In this scenario, the underlying law is not actually moving much, or moving or at all, but the normal rules of deference and presumption of regularity in presidential conduct—the rules that underlie norms like not looking behind a facially valid purpose for a visa issuance decision—simply don’t apply to Trump. As we’ve argued, these norms are a function of the president’s oath of office and the working assumption that the President is bound by the Take Care Clause. If the judiciary doesn’t trust the sincerity of the president’s oath and doesn’t have any presumption that the president will take care that the laws are faithfully executed, why on earth would it assume that a facially valid purpose of the executive is its actual purpose?

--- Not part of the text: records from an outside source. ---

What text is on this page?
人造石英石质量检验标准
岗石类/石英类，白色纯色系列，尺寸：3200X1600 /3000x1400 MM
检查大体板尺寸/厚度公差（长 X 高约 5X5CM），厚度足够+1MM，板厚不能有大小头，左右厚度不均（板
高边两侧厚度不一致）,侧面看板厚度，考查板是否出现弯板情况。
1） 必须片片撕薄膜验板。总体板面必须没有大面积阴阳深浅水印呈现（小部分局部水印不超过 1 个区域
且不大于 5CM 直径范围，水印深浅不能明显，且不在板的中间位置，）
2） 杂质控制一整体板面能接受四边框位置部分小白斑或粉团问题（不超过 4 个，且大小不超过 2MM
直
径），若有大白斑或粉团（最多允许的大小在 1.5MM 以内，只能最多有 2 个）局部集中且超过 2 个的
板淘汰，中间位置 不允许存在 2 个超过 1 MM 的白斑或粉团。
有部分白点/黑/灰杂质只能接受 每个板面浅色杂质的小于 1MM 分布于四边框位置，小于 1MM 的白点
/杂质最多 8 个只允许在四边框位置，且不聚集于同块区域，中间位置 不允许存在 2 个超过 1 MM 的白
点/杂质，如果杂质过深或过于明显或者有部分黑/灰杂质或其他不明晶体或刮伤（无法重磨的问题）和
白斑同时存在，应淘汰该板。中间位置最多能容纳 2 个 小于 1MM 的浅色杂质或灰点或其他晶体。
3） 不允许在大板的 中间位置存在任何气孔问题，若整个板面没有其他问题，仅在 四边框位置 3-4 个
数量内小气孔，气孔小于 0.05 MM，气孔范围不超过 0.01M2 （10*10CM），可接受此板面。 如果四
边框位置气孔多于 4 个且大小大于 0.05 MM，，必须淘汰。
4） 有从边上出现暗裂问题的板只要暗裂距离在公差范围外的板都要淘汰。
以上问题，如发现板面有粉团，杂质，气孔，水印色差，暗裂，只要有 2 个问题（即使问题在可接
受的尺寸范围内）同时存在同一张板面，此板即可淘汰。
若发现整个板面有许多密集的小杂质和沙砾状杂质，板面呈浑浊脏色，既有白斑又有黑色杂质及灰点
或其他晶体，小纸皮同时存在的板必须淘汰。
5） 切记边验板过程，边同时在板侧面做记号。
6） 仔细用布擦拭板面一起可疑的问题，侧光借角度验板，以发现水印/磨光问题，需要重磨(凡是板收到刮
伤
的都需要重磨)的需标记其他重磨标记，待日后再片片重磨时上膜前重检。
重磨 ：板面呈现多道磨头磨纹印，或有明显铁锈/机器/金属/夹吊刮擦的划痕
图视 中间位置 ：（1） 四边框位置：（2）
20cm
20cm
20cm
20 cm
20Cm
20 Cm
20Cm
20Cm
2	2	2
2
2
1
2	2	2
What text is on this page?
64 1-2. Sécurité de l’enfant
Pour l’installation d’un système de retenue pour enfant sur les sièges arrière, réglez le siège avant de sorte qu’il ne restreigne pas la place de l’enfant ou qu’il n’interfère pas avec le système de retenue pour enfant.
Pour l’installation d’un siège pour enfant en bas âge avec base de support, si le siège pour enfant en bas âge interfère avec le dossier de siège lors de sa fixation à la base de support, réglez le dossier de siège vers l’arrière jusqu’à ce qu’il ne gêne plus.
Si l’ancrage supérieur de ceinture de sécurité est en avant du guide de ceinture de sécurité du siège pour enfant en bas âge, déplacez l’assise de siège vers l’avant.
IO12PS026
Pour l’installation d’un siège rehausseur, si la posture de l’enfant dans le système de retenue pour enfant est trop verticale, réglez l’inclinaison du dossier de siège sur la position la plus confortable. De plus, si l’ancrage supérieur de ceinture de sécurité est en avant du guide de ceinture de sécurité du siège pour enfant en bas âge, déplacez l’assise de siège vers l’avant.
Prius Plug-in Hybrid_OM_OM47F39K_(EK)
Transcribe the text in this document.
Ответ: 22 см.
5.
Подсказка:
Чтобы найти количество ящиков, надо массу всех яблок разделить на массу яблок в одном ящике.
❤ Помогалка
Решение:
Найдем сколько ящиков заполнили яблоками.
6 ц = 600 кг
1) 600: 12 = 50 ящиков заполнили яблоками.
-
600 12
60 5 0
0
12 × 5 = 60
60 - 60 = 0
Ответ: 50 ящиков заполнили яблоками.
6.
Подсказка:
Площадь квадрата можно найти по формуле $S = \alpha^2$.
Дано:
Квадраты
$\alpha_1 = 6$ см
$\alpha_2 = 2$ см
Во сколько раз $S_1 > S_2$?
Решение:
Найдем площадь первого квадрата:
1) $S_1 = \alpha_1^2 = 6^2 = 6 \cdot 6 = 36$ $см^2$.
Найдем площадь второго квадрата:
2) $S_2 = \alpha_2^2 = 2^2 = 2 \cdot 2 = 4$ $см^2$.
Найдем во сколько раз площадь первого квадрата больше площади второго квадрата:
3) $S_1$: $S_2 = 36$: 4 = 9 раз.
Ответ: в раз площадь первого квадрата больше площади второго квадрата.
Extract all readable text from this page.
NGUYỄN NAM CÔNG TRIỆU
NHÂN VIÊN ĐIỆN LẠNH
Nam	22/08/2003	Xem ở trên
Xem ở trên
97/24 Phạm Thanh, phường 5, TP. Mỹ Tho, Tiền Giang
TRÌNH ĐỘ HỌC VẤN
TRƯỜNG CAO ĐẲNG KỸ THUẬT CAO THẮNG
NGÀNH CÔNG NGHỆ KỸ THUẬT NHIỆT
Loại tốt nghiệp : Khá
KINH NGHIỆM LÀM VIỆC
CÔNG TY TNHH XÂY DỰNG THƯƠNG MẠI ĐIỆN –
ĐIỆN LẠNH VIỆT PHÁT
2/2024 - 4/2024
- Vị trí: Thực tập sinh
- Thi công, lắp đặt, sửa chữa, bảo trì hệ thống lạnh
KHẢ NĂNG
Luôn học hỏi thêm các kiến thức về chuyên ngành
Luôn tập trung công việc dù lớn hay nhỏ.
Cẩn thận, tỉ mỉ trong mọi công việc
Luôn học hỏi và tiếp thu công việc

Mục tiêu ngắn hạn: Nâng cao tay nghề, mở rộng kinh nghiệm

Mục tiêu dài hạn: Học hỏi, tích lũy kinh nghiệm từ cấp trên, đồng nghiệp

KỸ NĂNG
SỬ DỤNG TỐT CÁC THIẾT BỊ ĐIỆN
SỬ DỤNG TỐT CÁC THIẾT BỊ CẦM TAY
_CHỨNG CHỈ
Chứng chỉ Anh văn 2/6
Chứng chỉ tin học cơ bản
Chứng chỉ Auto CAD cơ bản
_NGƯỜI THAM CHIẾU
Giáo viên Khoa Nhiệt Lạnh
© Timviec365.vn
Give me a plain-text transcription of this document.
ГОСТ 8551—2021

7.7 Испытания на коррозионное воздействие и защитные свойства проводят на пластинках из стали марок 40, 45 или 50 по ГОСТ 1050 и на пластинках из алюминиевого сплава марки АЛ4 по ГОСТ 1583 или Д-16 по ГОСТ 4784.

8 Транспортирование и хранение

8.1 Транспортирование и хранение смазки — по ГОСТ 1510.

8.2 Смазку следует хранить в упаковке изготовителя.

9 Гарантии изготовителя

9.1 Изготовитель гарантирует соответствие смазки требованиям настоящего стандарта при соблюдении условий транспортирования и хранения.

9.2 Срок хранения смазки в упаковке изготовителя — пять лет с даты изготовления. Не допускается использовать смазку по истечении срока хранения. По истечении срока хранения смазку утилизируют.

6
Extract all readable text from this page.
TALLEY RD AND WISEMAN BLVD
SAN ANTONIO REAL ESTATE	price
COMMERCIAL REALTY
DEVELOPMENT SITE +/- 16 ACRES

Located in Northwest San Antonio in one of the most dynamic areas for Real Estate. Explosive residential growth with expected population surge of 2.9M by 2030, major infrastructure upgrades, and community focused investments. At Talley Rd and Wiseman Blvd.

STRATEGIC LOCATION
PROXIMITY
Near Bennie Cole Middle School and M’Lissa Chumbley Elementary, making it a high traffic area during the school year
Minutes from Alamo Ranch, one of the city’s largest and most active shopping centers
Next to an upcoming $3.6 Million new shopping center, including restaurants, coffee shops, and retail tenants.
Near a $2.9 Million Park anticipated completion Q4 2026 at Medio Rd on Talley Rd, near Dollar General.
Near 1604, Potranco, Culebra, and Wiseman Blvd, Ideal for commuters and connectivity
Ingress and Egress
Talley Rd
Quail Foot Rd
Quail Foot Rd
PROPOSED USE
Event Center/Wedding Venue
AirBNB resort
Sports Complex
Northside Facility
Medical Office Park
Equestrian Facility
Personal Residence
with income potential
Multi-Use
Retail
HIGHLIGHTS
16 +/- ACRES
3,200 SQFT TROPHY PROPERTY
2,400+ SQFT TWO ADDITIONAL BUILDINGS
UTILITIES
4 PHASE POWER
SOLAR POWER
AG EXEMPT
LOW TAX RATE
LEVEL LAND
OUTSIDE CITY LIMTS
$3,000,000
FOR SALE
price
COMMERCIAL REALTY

In this scenario, there are really two presidencies for purposes of judicial review: One is the presidency when judges believe the president’s oath—that is, a presidency in which all sorts of norms of deference apply—and the other is a presidency in which judges don’t believe the oath. What we may be watching here is the development of a new body of law for this second type of presidency.
This, we suspect, is the true significance of all of the references in both district court opinions to the many statements made by Trump and his aides about the Muslim ban and the true purpose of the policy effectuated in both orders.